Releases: NASA-IMPACT/COSMOS
v3.0.0
COSMOS v3.0.0 Release Notes
Overview
COSMOS v3.0.0 introduces several major architectural changes that fundamentally enhance the system's capabilities. The primary feature is a new website reindexing system that allows COSMOS to stay up-to-date with source website changes, addressing a key limitation of previous versions where websites could only be scraped once. This release includes comprehensive updates to the data models, frontend interface, rule creation system, and backend processing along with some bugfixes from v2.0.1.
The Environmental Justice (EJ) system has been significantly expanded, growing less than 100 manually curated datasets to approximately 1,000 datasets through the integration of machine learning classification of NASA CMR records. This expansion is supported by a new modular processing suite that generates and extracts metadata using Subject Matter Expert (SME) criteria.
To support future machine learning integration, COSMOS now implements a sophisticated two-column system that allows fields to maintain both ML-generated classifications and manual curator overrides. This system has been seamlessly integrated into the data models, serializers, and APIs, ensuring that both automated and human-curated data can coexist while maintaining clear precedence rules.

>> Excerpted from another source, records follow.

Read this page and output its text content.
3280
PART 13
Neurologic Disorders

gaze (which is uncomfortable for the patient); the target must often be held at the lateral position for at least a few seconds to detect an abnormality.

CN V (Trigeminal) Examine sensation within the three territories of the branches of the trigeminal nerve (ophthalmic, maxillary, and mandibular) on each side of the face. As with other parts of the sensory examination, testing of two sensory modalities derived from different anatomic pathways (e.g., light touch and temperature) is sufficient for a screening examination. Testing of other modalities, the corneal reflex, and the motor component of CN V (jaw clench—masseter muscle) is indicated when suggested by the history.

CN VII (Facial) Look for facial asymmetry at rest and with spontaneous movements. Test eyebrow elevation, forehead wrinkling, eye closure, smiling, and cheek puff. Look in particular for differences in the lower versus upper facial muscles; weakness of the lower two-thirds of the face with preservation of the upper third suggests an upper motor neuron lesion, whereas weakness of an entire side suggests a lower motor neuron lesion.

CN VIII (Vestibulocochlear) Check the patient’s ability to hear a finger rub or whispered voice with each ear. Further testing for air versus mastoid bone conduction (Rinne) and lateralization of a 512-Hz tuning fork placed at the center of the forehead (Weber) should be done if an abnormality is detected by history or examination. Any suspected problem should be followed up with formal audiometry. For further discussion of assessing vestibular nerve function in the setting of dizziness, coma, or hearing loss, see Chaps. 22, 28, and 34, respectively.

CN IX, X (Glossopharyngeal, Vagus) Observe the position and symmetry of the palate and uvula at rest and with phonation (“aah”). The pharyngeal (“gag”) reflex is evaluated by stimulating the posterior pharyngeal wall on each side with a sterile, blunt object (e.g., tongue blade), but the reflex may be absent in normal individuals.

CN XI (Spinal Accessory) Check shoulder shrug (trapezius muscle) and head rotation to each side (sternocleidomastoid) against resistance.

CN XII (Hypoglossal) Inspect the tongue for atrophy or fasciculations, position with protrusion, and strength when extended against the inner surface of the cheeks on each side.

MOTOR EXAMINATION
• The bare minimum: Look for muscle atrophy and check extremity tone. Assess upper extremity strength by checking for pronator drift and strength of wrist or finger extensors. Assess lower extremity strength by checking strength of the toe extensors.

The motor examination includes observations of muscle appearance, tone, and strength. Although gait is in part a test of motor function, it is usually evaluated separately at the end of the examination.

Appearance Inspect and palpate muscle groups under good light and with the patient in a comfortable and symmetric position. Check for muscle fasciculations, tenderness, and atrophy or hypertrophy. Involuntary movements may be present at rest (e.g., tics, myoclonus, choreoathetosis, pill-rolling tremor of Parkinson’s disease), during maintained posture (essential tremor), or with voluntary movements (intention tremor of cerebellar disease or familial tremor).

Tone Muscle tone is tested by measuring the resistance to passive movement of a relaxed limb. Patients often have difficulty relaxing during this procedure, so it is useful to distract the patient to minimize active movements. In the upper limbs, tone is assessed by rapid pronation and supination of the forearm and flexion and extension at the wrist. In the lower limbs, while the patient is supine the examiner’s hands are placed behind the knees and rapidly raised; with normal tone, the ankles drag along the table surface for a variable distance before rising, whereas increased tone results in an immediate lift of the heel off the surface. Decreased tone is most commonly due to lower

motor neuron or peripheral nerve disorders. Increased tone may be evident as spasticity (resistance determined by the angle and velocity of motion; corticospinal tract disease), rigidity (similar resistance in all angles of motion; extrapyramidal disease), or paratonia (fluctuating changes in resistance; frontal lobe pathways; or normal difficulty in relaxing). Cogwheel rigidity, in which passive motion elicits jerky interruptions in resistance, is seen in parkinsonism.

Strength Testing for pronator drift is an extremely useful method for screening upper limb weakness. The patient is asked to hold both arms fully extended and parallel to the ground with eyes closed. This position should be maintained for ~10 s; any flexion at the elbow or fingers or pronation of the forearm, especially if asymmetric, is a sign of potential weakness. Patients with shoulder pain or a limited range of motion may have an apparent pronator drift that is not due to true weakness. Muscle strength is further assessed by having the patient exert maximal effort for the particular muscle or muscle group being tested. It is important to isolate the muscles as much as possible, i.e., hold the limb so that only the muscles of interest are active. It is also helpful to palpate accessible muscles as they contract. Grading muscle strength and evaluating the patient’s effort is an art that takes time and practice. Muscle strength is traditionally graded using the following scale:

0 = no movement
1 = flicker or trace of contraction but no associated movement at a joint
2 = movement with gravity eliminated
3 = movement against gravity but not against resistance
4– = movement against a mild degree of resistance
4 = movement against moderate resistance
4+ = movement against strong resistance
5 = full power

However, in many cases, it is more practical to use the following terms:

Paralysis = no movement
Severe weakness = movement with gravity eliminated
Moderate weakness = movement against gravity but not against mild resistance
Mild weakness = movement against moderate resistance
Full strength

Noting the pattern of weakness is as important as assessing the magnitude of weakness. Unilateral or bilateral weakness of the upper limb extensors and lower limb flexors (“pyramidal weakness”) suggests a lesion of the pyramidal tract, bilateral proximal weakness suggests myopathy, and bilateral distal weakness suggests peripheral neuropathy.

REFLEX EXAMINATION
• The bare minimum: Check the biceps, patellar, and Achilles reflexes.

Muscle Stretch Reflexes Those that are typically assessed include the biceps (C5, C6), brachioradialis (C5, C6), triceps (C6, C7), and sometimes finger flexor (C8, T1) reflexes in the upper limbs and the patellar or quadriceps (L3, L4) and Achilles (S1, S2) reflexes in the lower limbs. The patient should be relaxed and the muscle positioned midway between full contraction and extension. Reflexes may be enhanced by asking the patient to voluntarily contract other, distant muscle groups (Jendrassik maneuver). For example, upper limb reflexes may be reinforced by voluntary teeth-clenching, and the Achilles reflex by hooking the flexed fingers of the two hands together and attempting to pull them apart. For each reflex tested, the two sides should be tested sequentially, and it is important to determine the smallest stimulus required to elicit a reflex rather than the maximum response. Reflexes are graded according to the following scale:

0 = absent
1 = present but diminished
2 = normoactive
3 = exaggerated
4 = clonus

To ensure reliability and maintainability of these major changes, this release includes extensive testing coverage with 213 new tests spanning URL processing, pattern management, Environmental Justice functionality, workflow triggers, and data migrations. Additionally, we've added comprehensive documentation across 15 new README files that cover everything from fundamental pattern system concepts to detailed API specifications and ML integration guidelines.
Major Features
Reindexing System
- New Data Models: Introduced DumpUrl, DeltaUrl, and CuratedUrl to support the reindexing workflow
- Automated Workflows:
- New process to calculate deltas, deletions, and additions during migration
- Automatic promotion of DeltaUrls to CuratedUrls
- Status-based triggers for data ingestion and processing
- Duplicate Prevention: System now prevents duplicate patterns and URLs
- Enhanced Frontend:
- Added reindexing status column to collection and URL list pages
- New deletion tracking column on URL list page
- Updated collection list to display delta URL counts
- Improved URL list page accessibility via delta URL count
Pattern System Improvements
- Complete modularization of the pattern system
- Enhanced handling of edge cases including overlapping patterns
- Improved unapply logic
- Functional inclusion rules
- Pattern precedence system: most specific pattern takes priority, with pattern length as tiebreaker
Environmental Justice (EJ) Enhancement
- Expanded from 92 manual datasets to 1063 ML-classified NASA CMR records
- New modular processing suite for metadata generation
- Enhanced API with multiple data sources:
- Spreadsheet (original manual classifications)
- ML Production
- ML Testing
- Combined (ML production with spreadsheet overrides)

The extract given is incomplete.